What I want to emphasize here is that it was Merton's story, his life—not so much his spiritual insights—that started me on the monastic pilgrimage that radically changed my life. This is what attracted me about Catherine Doherty as well—her life. And she changed my life even more radically than Merton did.
Like so many others of my generation, I first heard about Catherine in that same autobiography of Merton, but at that time in my journey she was only of passing interest. Then, after a long journey through monastic life, parish life as a priest, and movements such as Cursillo and the Charismatic Renewal, I came across her once again.
One evening in 1969, after a prayer meeting in Buffalo, New York, where I was a parish priest, someone handed me a copy of Restoration.
It contained a very positive article on the Charismatic Renewal by Fr. Jim Duffy. What struck me was the fact that, at this early stage of the Renewal, when few in the Catholic Church were open to it, this community was. I thought, "They must be very open to the Holy Spirit," and I wanted to experience this openness.
So I came to Madonna House. I found it to be the most profound and spiritually diverse community I had yet encountered—a community truly open to many currents of the Holy Spirit. Let me explain.
My monastic experience had been very deep, but Madonna House contained the richness of many other dimensions which were lacking in the monastery: men and women, priests and laity, the Eastern dimension from Catherine's Russian background, outreach to the poor, art, the presence of guests as part of the community life, and other elements too numerous to list.
It wasn't long before an intuition came to me: only an extraordinary religious genius could have been the graced vehicle for such a community.
I was not mistaken. This graced channel was Catherine Doherty. As I began to read her writings, listen to her speak, and watch her guiding the community, I was gradually getting to know her personally.
It was in this way that I was gradually introduced to a teaching that was as profound as anything I had encountered in the monastery, and equal to any gospel depth I had up to that time encountered in the tradition of the Church.
I think it was my monastic experience that gave me the eyes to see the depth of Catherine's teaching, but it was my experience of her community and of her personality that were, initially, what attracted me.

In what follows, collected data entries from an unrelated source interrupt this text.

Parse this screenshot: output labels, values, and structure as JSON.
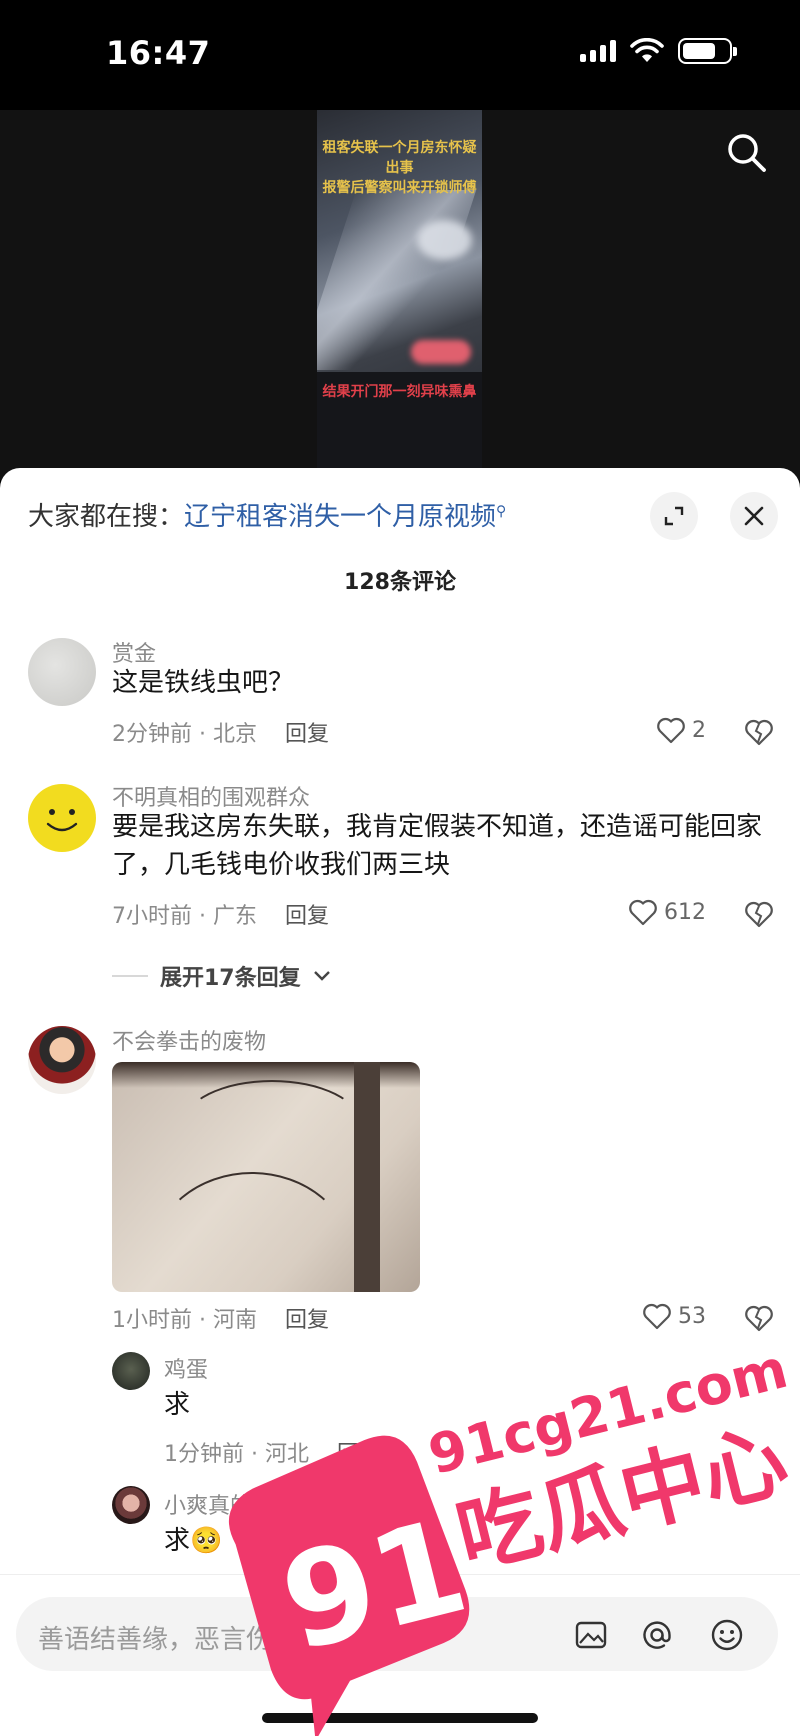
{
  "status_bar": {
    "time": "16:47"
  },
  "video": {
    "caption_top": "租客失联一个月房东怀疑出事\n报警后警察叫来开锁师傅",
    "caption_bottom": "结果开门那一刻异味熏鼻"
  },
  "sheet": {
    "trending_prefix": "大家都在搜：",
    "trending_link": "辽宁租客消失一个月原视频",
    "comment_count": "128条评论"
  },
  "comments": [
    {
      "user": "赏金",
      "text": "这是铁线虫吧？",
      "time_location": "2分钟前 · 北京",
      "reply_label": "回复",
      "likes": "2"
    },
    {
      "user": "不明真相的围观群众",
      "text": "要是我这房东失联，我肯定假装不知道，还造谣可能回家了，几毛钱电价收我们两三块",
      "time_location": "7小时前 · 广东",
      "reply_label": "回复",
      "likes": "612",
      "expand_label": "展开17条回复"
    },
    {
      "user": "不会拳击的废物",
      "time_location": "1小时前 · 河南",
      "reply_label": "回复",
      "likes": "53",
      "replies": [
        {
          "user": "鸡蛋",
          "text": "求",
          "time_location": "1分钟前 · 河北",
          "reply_label": "回复"
        },
        {
          "user": "小爽真的没喝多.",
          "text": "求🥺"
        }
      ]
    }
  ],
  "input": {
    "placeholder": "善语结善缘，恶言伤人心"
  },
  "watermark": {
    "logo_number": "91",
    "site": "91cg21.com",
    "site_name": "吃瓜中心"
  },
  "colors": {
    "link": "#2f5fa6",
    "watermark_pink": "#f0386b",
    "sheet_bg": "#ffffff"
  }
}
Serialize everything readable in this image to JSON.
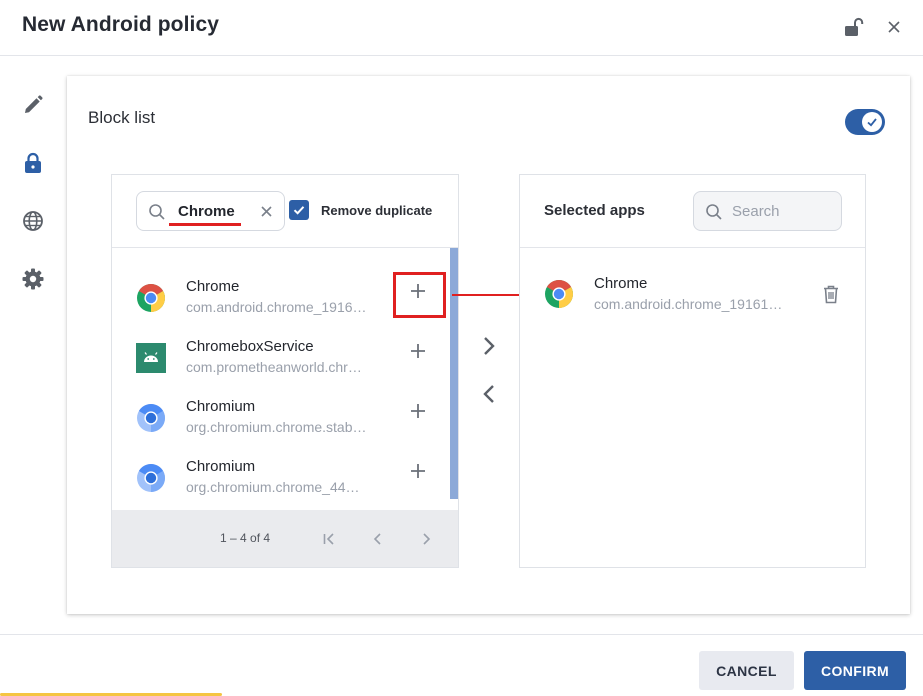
{
  "dialog": {
    "title": "New Android policy"
  },
  "block_list": {
    "label": "Block list",
    "enabled": true
  },
  "left_panel": {
    "search": {
      "value": "Chrome"
    },
    "remove_duplicate": {
      "label": "Remove duplicate",
      "checked": true
    },
    "apps": [
      {
        "name": "Chrome",
        "package": "com.android.chrome_1916…",
        "icon": "chrome-icon"
      },
      {
        "name": "ChromeboxService",
        "package": "com.prometheanworld.chr…",
        "icon": "android-icon"
      },
      {
        "name": "Chromium",
        "package": "org.chromium.chrome.stab…",
        "icon": "chromium-icon"
      },
      {
        "name": "Chromium",
        "package": "org.chromium.chrome_44…",
        "icon": "chromium-icon"
      }
    ],
    "pagination": {
      "text": "1 – 4 of 4"
    }
  },
  "right_panel": {
    "title": "Selected apps",
    "search": {
      "placeholder": "Search"
    },
    "apps": [
      {
        "name": "Chrome",
        "package": "com.android.chrome_19161…",
        "icon": "chrome-icon"
      }
    ]
  },
  "footer": {
    "cancel_label": "CANCEL",
    "confirm_label": "CONFIRM"
  },
  "colors": {
    "accent": "#2d5fa6",
    "highlight": "#e02020",
    "scrollbar": "#8ca9d8"
  }
}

But her teaching was also unique. I had received different parts of the Gospel, and of ascetical teaching, in my pilgrimage—contemplation, penance, doing God's will, study, work, prayer.
But Catherine was a kind of total person, and through her comprehensive life experience she was able to weave all these elements into a harmonious vision that penetrated the whole of life.
In 1971, I went to Madonna House for a time of discernment. I ended up joining the community and in 1974 was allowed to begin living the poustinik way of life—living in prayer and solitude for three days a week and serving the community the other four.
From 1971 until 1985, when Catherine died, she was a very significant guide for my life. She changed my understanding of holiness, and I came to believe that her vision is one of the great treasures of the Church's tradition.
Very early in my time at Madonna House, therefore, I believed that her writings should be better known.
So, beginning with the book Poustinia, which was published in 1974, I was able to put together a number of books of Catherine's writings.
Then in 1990, I became the postulator for her cause for canonization. As such, I have delved very deeply into her heart and mind, and I've discovered a kind of holiness that I never knew before.
For most of my early life, and certainly during my monastic years, I had a kind of platonic concept of holiness: perfect patience, no distractions in prayer, detachment from everything earthly, a love of God that didn't put too much emphasis on love of neighbor, and so on.
What I found in Catherine's life and teaching, first of all, was a unity of all these disparate elements. She taught me that the spiritual life is a whole, that the Gospel must penetrate everything we do without exception. I probably knew this in an abstract theological way, but didn't really believe it in practice or understand it.
Secondly, she forcefully taught that love is at the heart of holiness and that often faults and failings can and do coexist with deep love for God and others. I found this paradox most dramatically in her own life. She probably carried some faults and failings to her grave.
Catherine spoke and taught out of her life with the Lord, which was a very human life of astounding scope and intensity. As she spoke to us, it was as if she was talking to God and letting us in on the conversation.
It's this kind of spirituality that comes out of life that we need these days. We are tired of words, and great ideas and systems of morality no longer interest and inspire us.
Great and holy lives are what do that: the Wilberforces, the Gandhis, the Mandelas, the Mother Teresas, the John Paul IIs. Maybe it has always been so.
It was Merton's life that inspired me, and it is Catherine's life, most of all, that I wish to make known to the world.